Beaucoup de touristes étaient venus se réfugier sous l'arcade. De ce fait, à certains endroits, ils bloquaient le passage. Marius dut ralentir. Des passages douloureux car les gens ne se préoccupaient pas de sa personne. Ils regardaient droit devant eux. Ils marchaient son compter. Une préoccupation unanime, un homme dans la ville et des êtres se regardant, mais ne se reconnaissant pas les uns les autres.

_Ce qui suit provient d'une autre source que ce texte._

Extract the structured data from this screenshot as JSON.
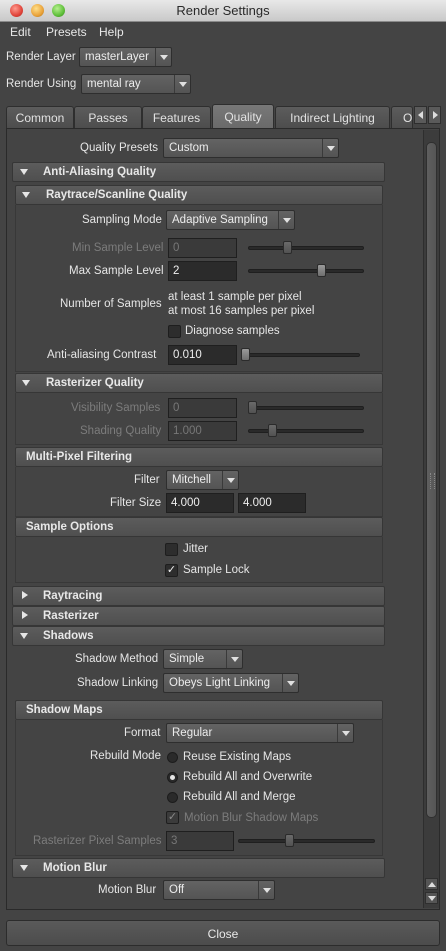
{
  "window": {
    "title": "Render Settings"
  },
  "menu": [
    "Edit",
    "Presets",
    "Help"
  ],
  "render_layer": {
    "label": "Render Layer",
    "value": "masterLayer"
  },
  "render_using": {
    "label": "Render Using",
    "value": "mental ray"
  },
  "tabs": [
    "Common",
    "Passes",
    "Features",
    "Quality",
    "Indirect Lighting",
    "O"
  ],
  "active_tab": "Quality",
  "quality_presets": {
    "label": "Quality Presets",
    "value": "Custom"
  },
  "sections": {
    "anti_aliasing": "Anti-Aliasing Quality",
    "raytrace": "Raytrace/Scanline Quality",
    "rasterizer_quality": "Rasterizer Quality",
    "multipixel": "Multi-Pixel Filtering",
    "sample_options": "Sample Options",
    "raytracing": "Raytracing",
    "rasterizer": "Rasterizer",
    "shadows": "Shadows",
    "shadow_maps": "Shadow Maps",
    "motion_blur": "Motion Blur"
  },
  "sampling_mode": {
    "label": "Sampling Mode",
    "value": "Adaptive Sampling"
  },
  "min_sample_level": {
    "label": "Min Sample Level",
    "value": "0",
    "slider_fraction": 0.33
  },
  "max_sample_level": {
    "label": "Max Sample Level",
    "value": "2",
    "slider_fraction": 0.66
  },
  "number_of_samples": {
    "label": "Number of Samples",
    "line1": "at least 1 sample per pixel",
    "line2": "at most 16 samples per pixel"
  },
  "diagnose_samples": {
    "label": "Diagnose samples",
    "checked": false
  },
  "aa_contrast": {
    "label": "Anti-aliasing Contrast",
    "value": "0.010",
    "slider_fraction": 0.01
  },
  "visibility_samples": {
    "label": "Visibility Samples",
    "value": "0",
    "slider_fraction": 0.0
  },
  "shading_quality": {
    "label": "Shading Quality",
    "value": "1.000",
    "slider_fraction": 0.2
  },
  "filter": {
    "label": "Filter",
    "value": "Mitchell"
  },
  "filter_size": {
    "label": "Filter Size",
    "x": "4.000",
    "y": "4.000"
  },
  "jitter": {
    "label": "Jitter",
    "checked": false
  },
  "sample_lock": {
    "label": "Sample Lock",
    "checked": true
  },
  "shadow_method": {
    "label": "Shadow Method",
    "value": "Simple"
  },
  "shadow_linking": {
    "label": "Shadow Linking",
    "value": "Obeys Light Linking"
  },
  "format": {
    "label": "Format",
    "value": "Regular"
  },
  "rebuild_mode": {
    "label": "Rebuild Mode",
    "options": [
      "Reuse Existing Maps",
      "Rebuild All and Overwrite",
      "Rebuild All and Merge"
    ],
    "selected": "Rebuild All and Overwrite"
  },
  "motion_blur_shadow_maps": {
    "label": "Motion Blur Shadow Maps",
    "checked": true
  },
  "rasterizer_pixel_samples": {
    "label": "Rasterizer Pixel Samples",
    "value": "3",
    "slider_fraction": 0.25
  },
  "motion_blur": {
    "label": "Motion Blur",
    "value": "Off"
  },
  "close_label": "Close",
  "icons": {
    "check": "✓"
  }
}
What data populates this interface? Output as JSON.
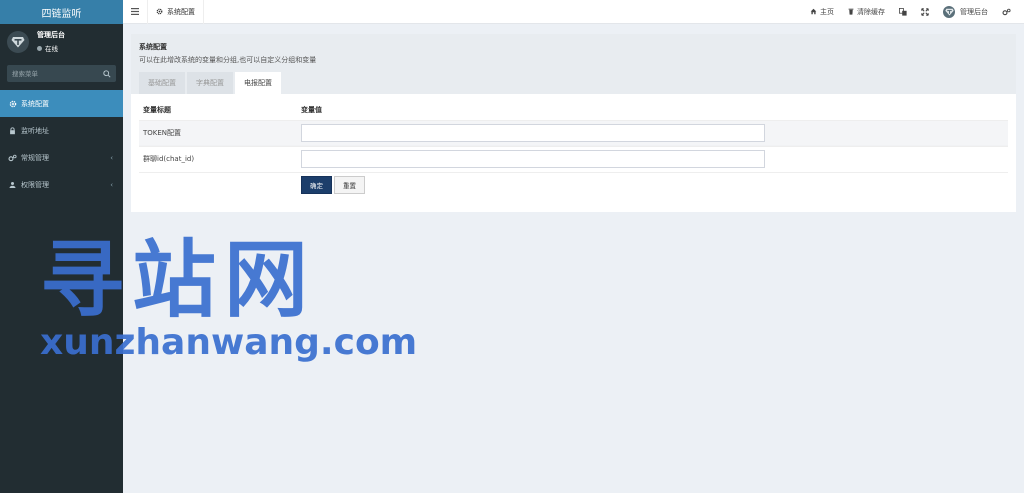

Après deux cents mètres, la population devint plus éparse. Marius retrouva sa vitesse d'appoint. Les boutiques avaient changé de style. Du tourisme à la robe de soie. De la tour Eiffel en porcelaine au pull en laine à deux milles francs. Plus, les visages ! Moins gênants et voire plus galants.
Dans sa venue, certes plusieurs femmes passèrent à côté de lui en le regardant. Il pouvait s’arrêter, mais évita toute redondance. Il s'efforçait de regarder droit devant lui. Quand une personne dérangeait sa puissance, en l'évitant, seuls ses yeux se baissaient afin de suivre le mouvement. La prouesse d'un corps afin de ne pas déranger.
Vint le bout du tunnel. La pluie se calmait. L'arcade se terminait. Il en sortit, traversa l'Avenue Sébastopol et continua pour arriver sur la place du Châtelet. Il la traversa sans vraiment la regarder. L'île saint-louis à côté, qu'il évita aussi d'observer. Une place s'advenant néanmoins à être animée, mais l'homme tenta de ne pas s'en m'éprendre. Un regard sur un horizon irascible. La tête droite et la démarche fluette. L'homme dans la ville. Grand, beau, mais obsédé par cette puissance le gouvernant.
Après le Châtelet, il passa devant l'Hôtel de Ville. A ce niveau–là, juste un regard, le temps de voir autre chose.
Plus tard il rabaissait sa tête, il l'aligna à nouveau correctement, à deux mètres de haut. A cet instant il commençait à apercevoir la Place de la Bastille au loin. Cette perspective justifiait la parodie de ses songes.

**

Si le policier responsable de la surveillance télévisée de la Bastille avait eu le privilège de remarquer Marius, il aurait aperçu un grand homme, très droit et la tête haute.
L'homme venait du Châtelet. En zoomant sur lui il aurait pu entrevoir sa nervosité. Les traits tirés, l'envie de crier et de faire une nouvelle rencontre. Une haine que Marius comptait dissimuler, mais qui l'obligeait à chaque pas, à rendre sa personnalité inadéquate en rapport avec les gens qui l'entouraient.
Un regard sur la caméra au milieu de la place et l’homme continua. De l'autre côté, il s'arrêta au feu. Pendant que le policier changeait de vue, Marius attendait sagement. Vint le vert, il traversa et s'enfonça dans la dernière Avenue avant la gare de Lyon.
L'Avenue n'était pas très longue et Marius ne s'arrêta pas. Au péristyle de la gare, il grimpa sur l'entrebâillement menant à elle et quelques minutes plus tard, il pénétrait dans le hall.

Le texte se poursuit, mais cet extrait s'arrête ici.